Opéras Otello dans l’air du temps à Pesaro
Opéras

Otello dans l’air du temps à Pesaro

29/08/2022
© Amati Bacciardi

Vitrifrigo Arena, 11 août

Pour Rosetta Cucchi, le meurtre de Desdemona est ce que l’on appelle, aujourd’hui, un « féminicide », et elle en fait, dès l’Ouverture, le concept de base de sa mise en scène.

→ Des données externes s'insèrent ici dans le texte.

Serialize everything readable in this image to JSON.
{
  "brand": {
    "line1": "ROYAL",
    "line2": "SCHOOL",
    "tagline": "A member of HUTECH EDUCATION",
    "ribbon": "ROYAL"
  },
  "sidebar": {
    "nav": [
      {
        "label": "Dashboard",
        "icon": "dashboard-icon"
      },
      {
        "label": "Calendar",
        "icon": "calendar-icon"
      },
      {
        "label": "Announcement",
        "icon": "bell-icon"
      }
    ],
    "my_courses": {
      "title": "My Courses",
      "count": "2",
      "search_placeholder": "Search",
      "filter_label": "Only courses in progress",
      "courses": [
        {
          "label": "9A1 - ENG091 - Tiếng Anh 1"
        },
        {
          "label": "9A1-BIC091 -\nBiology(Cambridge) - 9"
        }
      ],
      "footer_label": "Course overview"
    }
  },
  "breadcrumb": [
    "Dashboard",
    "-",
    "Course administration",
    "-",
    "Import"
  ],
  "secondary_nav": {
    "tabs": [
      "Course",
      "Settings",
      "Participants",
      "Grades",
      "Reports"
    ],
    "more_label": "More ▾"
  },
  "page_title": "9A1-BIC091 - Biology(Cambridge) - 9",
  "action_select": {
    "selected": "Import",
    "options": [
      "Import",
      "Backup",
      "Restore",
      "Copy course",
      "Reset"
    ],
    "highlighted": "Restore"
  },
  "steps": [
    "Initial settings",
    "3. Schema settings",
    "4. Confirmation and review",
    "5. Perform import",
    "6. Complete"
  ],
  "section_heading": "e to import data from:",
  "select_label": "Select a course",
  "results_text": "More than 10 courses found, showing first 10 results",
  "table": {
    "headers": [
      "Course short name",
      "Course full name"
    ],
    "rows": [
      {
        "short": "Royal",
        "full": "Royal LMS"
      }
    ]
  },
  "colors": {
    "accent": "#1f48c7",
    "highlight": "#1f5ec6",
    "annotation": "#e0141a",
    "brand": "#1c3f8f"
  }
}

L’intention militante se révèle pleinement, au finale de l’acte II, avec l’apparition d’un ensemble de femmes victimes de maltraitance, de toutes origines sociales, tandis que Desdemona se confronte à la brutalité des deux rivaux en amour, Otello et Rodrigo.

La violence que l’héroïne subit de la part des hommes – son père (Elmiro) la gifle, à l’acte I, son soupirant (Rodrigo) la rudoie et son époux (Otello) lui donne un terrible coup de poing, à l’acte II – n’est plus seulement synonyme d’oppression psychologique. Concrète et physique, elle ne peut logiquement s’achever que par un crime.

Ce parti pris, avouons-le, se révèle un peu réducteur, ramenant l’ouvrage au niveau d’un simple fait divers, comparable, hélas, à tant d’autres. Jago perd aussi de son épaisseur et se trouve réduit à l’affreux traître ricanant que nous montre la vidéo, utilisée, par ailleurs, pour expliquer les arrière-plans biographiques qui ont façonné la personnalité des deux époux.

La transposition dans un univers contemporain fait d’Otello un brillant officier aux origines populaires, sorti du rang et détesté dans les cercles du pouvoir, évitant ainsi l’idée du racisme et l’écueil du « blackface ». L’option et le traitement esthétique rappellent la production zurichoise de Patrice Caurier et Moshe Leiser, en 2012, vue ensuite au Théâtre des Champs-Élysées, mais ici, plus qu’une fille révoltée contre la domination paternelle, Desdemona reste une victime, isolée et prise dans ses contradictions, appelant ses propres bourreaux à la sortir de sa détresse.

L’histoire récente d’Otello au Festival est marquée par l’extraordinaire rencontre au sommet de Gregory Kunde (Otello) et Juan Diego Florez (Rodrigo), en 2007, dans la production de Giancarlo Del Monaco. Mais il faut reconnaître qu’Enea Scala et Dmitry Korchak se montrent à la hauteur des exigences de leurs rôles, dans un registre différent.

Enea Scala possède une belle assise dans le grave et le médium, une technique éprouvée, mais son émission puissante paraît toujours un peu forcée dans le haut du registre et, surtout, reste trop uniforme. Il donne toutefois à son Otello, tourmenté et peu sûr de lui, toute l’épaisseur psychologique qu’il réclame.

Plus corsé de timbre qu’à l’ordinaire dans le rôle, avec un aigu assez métallique, mais une grande virtuosité, Dmitry Korchak apporte à Rodrigo une virilité impressionnante, qui répond bien à la conception de la mise en scène et en fait un égal du protagoniste.

Un peu en retrait, le Jago d’Antonino Siragusa est pourtant bien chantant. Plus intéressante, la figure d’Emilia est fort bien incarnée par Adriana Di Paola, qui souffre malheureusement de quelques problèmes de justesse.

Eleonora Buratto se révèle une Desdemona d’envergure, tant par la technique que par l’ampleur du matériau vocal, mais elle met un peu de temps à s’engager dans son personnage. La soprano italienne offre une performance particulièrement impressionnante dans les écarts de registre de sa grande scène du II, ainsi que dans son affrontement avec Otello, à l’écriture caractéristique des rôles conçus pour Isabella Colbran.

Comprimari, chœur (Coro del Teatro Ventidio Basso) et orchestre (Orchestra Sinfonica Nazionale della RAI), menés de main de maître par Yves Abel, portent cette production, efficace et très dans l’air du temps, à un succès presque sans partage.